In 2004 Swiss citizens took a significant step to further develop federalism by casting a defiant YES vote in the referendum for the reorganization of financial compensation and the division of fiscal responsibilities between the Swiss Confederation and the cantons (NFA- Neugestaltung des Finanzausgleichs). Despite much progress over the past decade, not all the objectives have been completely achieved. Some of the deficiencies of past fiscal policies are still the excessive centralization and the federal government’s strong bureaucratic grip, which increasingly constricts the cantons’ authority to regulate tax rates. Additionally, the intercantonal fiscal transfers are debated emotionally, without full regard for objective and rational criteria for redistribution. In this new “avenir debate”, our researchers, Lukas Rühli and Natanael Rother, argue the case for strengthening competition between the cantons with a reformed NFA 2 policy. As suggested, the de-politicization of cantonal fiscal transfers could defuse the federal debates between net-recipient and net-contributing cantons. Most importantly, simplifying the state’s bureaucratic divisions between the federal government and the cantons would promote more efficient use of taxpayers’ money.

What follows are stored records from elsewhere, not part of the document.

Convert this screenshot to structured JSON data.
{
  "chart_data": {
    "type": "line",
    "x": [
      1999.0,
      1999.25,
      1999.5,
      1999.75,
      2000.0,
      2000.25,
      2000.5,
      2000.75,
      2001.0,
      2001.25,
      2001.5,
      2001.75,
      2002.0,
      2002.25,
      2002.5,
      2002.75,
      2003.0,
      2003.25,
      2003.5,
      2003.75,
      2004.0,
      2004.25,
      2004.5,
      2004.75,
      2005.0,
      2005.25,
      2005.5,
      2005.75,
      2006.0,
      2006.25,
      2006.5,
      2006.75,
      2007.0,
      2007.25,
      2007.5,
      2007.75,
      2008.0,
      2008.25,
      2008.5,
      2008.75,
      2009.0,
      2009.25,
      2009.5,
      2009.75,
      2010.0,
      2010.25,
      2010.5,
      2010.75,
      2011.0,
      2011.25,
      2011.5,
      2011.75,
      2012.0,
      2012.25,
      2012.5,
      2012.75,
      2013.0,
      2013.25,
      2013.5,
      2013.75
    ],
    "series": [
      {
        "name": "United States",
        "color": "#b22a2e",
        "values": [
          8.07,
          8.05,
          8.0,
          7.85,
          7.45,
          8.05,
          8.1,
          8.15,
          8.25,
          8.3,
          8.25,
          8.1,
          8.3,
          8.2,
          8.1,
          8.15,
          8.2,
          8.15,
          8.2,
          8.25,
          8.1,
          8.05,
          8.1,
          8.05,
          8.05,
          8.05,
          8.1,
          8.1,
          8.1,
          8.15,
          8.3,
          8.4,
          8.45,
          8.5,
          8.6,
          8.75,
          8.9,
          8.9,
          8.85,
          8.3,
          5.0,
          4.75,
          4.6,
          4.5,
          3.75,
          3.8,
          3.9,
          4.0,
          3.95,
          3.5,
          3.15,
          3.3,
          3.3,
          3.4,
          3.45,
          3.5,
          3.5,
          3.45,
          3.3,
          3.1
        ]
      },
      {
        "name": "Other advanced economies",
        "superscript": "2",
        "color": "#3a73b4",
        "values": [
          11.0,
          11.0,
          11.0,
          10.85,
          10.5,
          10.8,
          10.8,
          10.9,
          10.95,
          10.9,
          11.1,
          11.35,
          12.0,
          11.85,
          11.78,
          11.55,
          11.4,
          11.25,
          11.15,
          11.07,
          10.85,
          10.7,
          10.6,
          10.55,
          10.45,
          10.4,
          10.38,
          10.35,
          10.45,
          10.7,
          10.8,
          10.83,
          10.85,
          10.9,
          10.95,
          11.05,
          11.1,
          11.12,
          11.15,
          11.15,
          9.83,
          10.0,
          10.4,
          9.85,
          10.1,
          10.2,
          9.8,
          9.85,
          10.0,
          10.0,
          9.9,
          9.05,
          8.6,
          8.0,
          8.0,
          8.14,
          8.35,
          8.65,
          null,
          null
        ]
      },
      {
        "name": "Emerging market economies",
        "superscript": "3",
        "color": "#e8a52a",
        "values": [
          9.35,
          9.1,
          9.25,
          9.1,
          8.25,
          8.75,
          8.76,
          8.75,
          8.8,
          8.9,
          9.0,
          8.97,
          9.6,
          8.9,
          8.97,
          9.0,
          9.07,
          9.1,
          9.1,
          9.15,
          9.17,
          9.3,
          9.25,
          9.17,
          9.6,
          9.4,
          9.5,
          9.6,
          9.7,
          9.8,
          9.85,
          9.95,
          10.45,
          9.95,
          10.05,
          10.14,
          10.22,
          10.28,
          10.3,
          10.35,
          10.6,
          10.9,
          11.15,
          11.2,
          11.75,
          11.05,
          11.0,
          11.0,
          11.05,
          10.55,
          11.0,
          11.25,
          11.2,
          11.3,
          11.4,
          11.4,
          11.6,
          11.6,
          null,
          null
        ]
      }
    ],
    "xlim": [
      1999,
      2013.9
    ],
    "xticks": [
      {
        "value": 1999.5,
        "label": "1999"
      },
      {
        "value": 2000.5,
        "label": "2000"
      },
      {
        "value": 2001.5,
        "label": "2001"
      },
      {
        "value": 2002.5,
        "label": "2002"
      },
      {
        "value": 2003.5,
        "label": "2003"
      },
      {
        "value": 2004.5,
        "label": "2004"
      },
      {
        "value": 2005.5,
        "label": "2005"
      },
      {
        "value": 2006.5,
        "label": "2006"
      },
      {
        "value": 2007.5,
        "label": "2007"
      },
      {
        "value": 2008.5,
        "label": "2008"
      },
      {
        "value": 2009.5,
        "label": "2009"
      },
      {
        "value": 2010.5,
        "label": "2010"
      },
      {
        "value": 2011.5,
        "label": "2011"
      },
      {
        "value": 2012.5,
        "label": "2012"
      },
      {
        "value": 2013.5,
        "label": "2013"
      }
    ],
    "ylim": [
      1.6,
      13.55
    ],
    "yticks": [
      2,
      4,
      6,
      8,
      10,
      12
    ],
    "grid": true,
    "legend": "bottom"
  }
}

Adjust fiscal transfers to actual economic disparities

The current intercantonal fiscal transfer is increasingly unbalanced between donor and recipient cantons. An underlying cause of this development is the growth in aggregate value of federal transfers despite the declining economic disparities between cantons. As a first measure, the allocation of federal resource should reflect the actual economic inequalities between the cantons. This initial step would de-politicise the debates about the optimal allocation of federal resources. It would also be important to gradually reduce the 87.8% (2017) minimum level of federal funding for the economically weakest canton over several years, eventually settling at the 85% level prescribed by federal law.

Decentralization strategy in favour of the cantons

With the first NFA reform simplifying only 40% of the joint fiscal responsibilities between the federal government and the cantons, there is still much work to be done. With the remaining 17 shared responsibilities, many fiscal duties continue to be administered by both levels of government. This results in an inefficient process that encourages political actors at cantonal levels to influence the global policy frame, with the ultimate aim of paying in as little as possible and influencing decisions as much as possible. Neither the federal government nor the cantons themselves bear the full responsibility for their decisions. Moreover, the canton’ aversion to financial overloads has led to further centralization of the fiscal budget.

Through deliberate separation of legislative powers in the area of ​​education, health insurance premiums and regional public transport, the cantons would enjoy greater room for political maneuvering. On the whole, Avenir Suisse’s proposal for the separation of state duties would shift an expenditure of CHF 10 billion to the cantons. In order to finance this shift, Avenir Suisse proposes a reformed “automatic tax exchange mechanism,” which should be defined according to the federal constitution, law and regulation, preventing any further political disputes.